The Pachinko Parlour, by Elisa Shua Dusapin
It took me a few days to work out what I think of this novel. Like the modern Japanese fiction I have read (as yet, not a huge amount) this is very observational. And short. This is not, however, a Japanese novel. Elisa Shua Dusapin is a French-Korean writer living in Switzerland. She writes in French.
It is impossible for me to know what sort of tone or prose techniques were in the original book that don’t transfer in translation. Often, I feel like novels in translation have too much in common on the technical prose level, as if there was a Global English, produced by translators and market demands, as much as by the original prose.
Whether or not that is true, the tone of the translation is well-judged for this novel about a young woman stultifying in the inertia of a summer spent at her grandparents’ house. It is perhaps relevant that Dusapin has said, ‘I’m always translating my own words in my head. So, there’s a tension in my relationship as a writer to the French language. I don’t feel completely at ease in my own native language.’ The gaps that exist between languages and people of other languages come up on almost every page of this book.
The Pachinko Parlour is set in Tokyo, and Dusapin writes in a near-reportage style. Just as with the innocuous tone, there are a few expository sentences that lay out the economic or legal status of Japanese-Korean people or the role of pachinko parlours, and this seems to be targeted at a global audience. This is similar to the way some books are written to be filmed. It breaks our expectations of realistic fiction to have these asides dropped in, and it makes the book read, however briefly, like an article in the New York Times. (The same thing happens in Look Here.)
As someone with conventionally ambivalent (or, on bad days, hostile) views on the clumsy authorial interventions of the likes of E.M. Forster, I dislike this on principle. But it is wrong to dismiss a writing technique on principle. And Dusapin makes these interventions work, not just as reportage (who doesn’t like to learn from their fiction?) but also as part of her character’s moral progress. As all art has moral function, it is preferable for art to have serious moral purpose. Dusapin’s main character becomes, eventually, a moral example, having found a way through the circumstances she reports earlier in the novel.
No plot details will be given away here (house policy), especially because this is a short book with a very good ending. What I can tell you is that the reportage is patterned as explanatory observation. It is a novel of dual-nationality and the effect that has on identity.
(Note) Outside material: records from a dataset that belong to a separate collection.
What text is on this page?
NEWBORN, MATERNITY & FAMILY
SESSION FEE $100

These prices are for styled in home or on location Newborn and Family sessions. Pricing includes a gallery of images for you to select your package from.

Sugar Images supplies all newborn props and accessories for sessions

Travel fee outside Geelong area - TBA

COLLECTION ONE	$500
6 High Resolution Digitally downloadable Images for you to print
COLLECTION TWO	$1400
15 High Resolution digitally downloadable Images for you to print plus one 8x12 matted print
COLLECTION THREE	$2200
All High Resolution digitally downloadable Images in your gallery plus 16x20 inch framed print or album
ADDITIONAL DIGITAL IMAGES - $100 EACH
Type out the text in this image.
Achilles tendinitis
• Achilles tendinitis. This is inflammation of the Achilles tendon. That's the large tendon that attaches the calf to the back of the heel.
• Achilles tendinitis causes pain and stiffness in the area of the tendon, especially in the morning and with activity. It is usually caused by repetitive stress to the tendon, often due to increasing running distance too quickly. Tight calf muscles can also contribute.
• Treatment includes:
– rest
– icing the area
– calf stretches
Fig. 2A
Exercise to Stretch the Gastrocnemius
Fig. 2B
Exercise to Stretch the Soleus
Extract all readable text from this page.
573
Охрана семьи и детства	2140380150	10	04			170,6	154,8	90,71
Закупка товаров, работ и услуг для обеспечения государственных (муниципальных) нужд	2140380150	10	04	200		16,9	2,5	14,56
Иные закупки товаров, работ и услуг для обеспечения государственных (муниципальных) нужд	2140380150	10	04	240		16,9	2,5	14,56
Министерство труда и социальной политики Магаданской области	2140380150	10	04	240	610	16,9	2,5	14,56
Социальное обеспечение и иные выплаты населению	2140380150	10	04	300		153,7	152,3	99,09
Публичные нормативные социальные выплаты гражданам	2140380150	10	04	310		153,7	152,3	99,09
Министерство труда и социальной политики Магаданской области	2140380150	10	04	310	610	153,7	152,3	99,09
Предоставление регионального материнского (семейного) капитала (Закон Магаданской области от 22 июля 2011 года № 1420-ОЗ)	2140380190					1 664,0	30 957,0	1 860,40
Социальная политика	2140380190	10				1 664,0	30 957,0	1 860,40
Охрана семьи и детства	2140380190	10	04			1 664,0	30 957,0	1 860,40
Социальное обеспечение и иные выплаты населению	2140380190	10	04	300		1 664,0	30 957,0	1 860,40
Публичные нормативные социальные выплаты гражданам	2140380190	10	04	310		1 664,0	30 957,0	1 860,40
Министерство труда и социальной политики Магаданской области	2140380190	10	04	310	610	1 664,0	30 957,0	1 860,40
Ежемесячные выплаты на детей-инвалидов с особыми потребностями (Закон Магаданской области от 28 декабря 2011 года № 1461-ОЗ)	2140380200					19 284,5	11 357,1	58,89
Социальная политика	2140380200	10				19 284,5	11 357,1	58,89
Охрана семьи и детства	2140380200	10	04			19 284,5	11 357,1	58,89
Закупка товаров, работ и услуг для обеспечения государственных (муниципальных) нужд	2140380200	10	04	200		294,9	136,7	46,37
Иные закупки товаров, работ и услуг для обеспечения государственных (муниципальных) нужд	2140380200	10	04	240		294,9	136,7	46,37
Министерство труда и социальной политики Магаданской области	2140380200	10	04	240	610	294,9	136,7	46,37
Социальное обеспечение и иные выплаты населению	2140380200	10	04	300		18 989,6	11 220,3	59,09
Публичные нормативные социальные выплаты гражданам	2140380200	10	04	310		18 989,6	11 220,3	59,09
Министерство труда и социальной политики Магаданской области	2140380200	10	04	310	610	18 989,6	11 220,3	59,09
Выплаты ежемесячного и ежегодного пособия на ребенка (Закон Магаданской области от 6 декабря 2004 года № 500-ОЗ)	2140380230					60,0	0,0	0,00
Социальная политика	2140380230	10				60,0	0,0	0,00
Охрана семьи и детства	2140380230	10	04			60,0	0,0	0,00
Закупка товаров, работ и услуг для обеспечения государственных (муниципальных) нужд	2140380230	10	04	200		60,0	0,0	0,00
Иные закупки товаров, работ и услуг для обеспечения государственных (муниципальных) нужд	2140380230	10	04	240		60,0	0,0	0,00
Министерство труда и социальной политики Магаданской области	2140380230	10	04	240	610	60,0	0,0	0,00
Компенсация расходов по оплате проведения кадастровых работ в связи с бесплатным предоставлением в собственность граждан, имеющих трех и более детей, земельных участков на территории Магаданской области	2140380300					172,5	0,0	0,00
This book believes that learning about a culture involves learning about yourself, that no-one ever managed life properly without going out into the world, and the past, even if that means going further than the streets and relatives you are familiar with. Travel is the major, albeit sometimes subcutaneous, theme (travel here includes migration) and the book is a coming of age parable written as realistic fiction. Perhaps I should be less surprised than I am to find the ‘Choice of Life’ genre quite so alive and well. Isn’t that what Sally Rooney writes? Other people might complain that the main character is nearly thirty and that this is a symptom of modern culture and its problems etc etc. I doubt that sort of person will read this book though.
I don’t know enough to say definitively, but I imagine if this novel is available in Japan it would be read very politically, as a commentary on the limits of Japan’s liberalisation towards immigration and immigrants. The book is ambivalent, at best, about the extent of the cultural change Japan has achieved, but, as most novels of this type do, seems to resolve in favour of individual action. In this case, the moral is that we should not despise the way older generations made their moral choices — after all, how much choice did they have? — but we should strive to make the best moral choices we can for ourselves. Sold!
Good fiction in translation is more likely to give you something to think about than an English language novel right now (with some honourable exceptions) and the week I spent pondering this novel was very worthwhile. Daunt Books is publishing quite a few interesting novels in translation and I will be reviewing more of them in the coming weeks.
I will say again that the ending is splendid and brings the whole thing into focus as a good ending should. I found The Pachinko Parlour complimentary to Min Jin Lee’s Pachinko and also Tokyo Story, a great classic of Japanese film, which I enjoyed recently.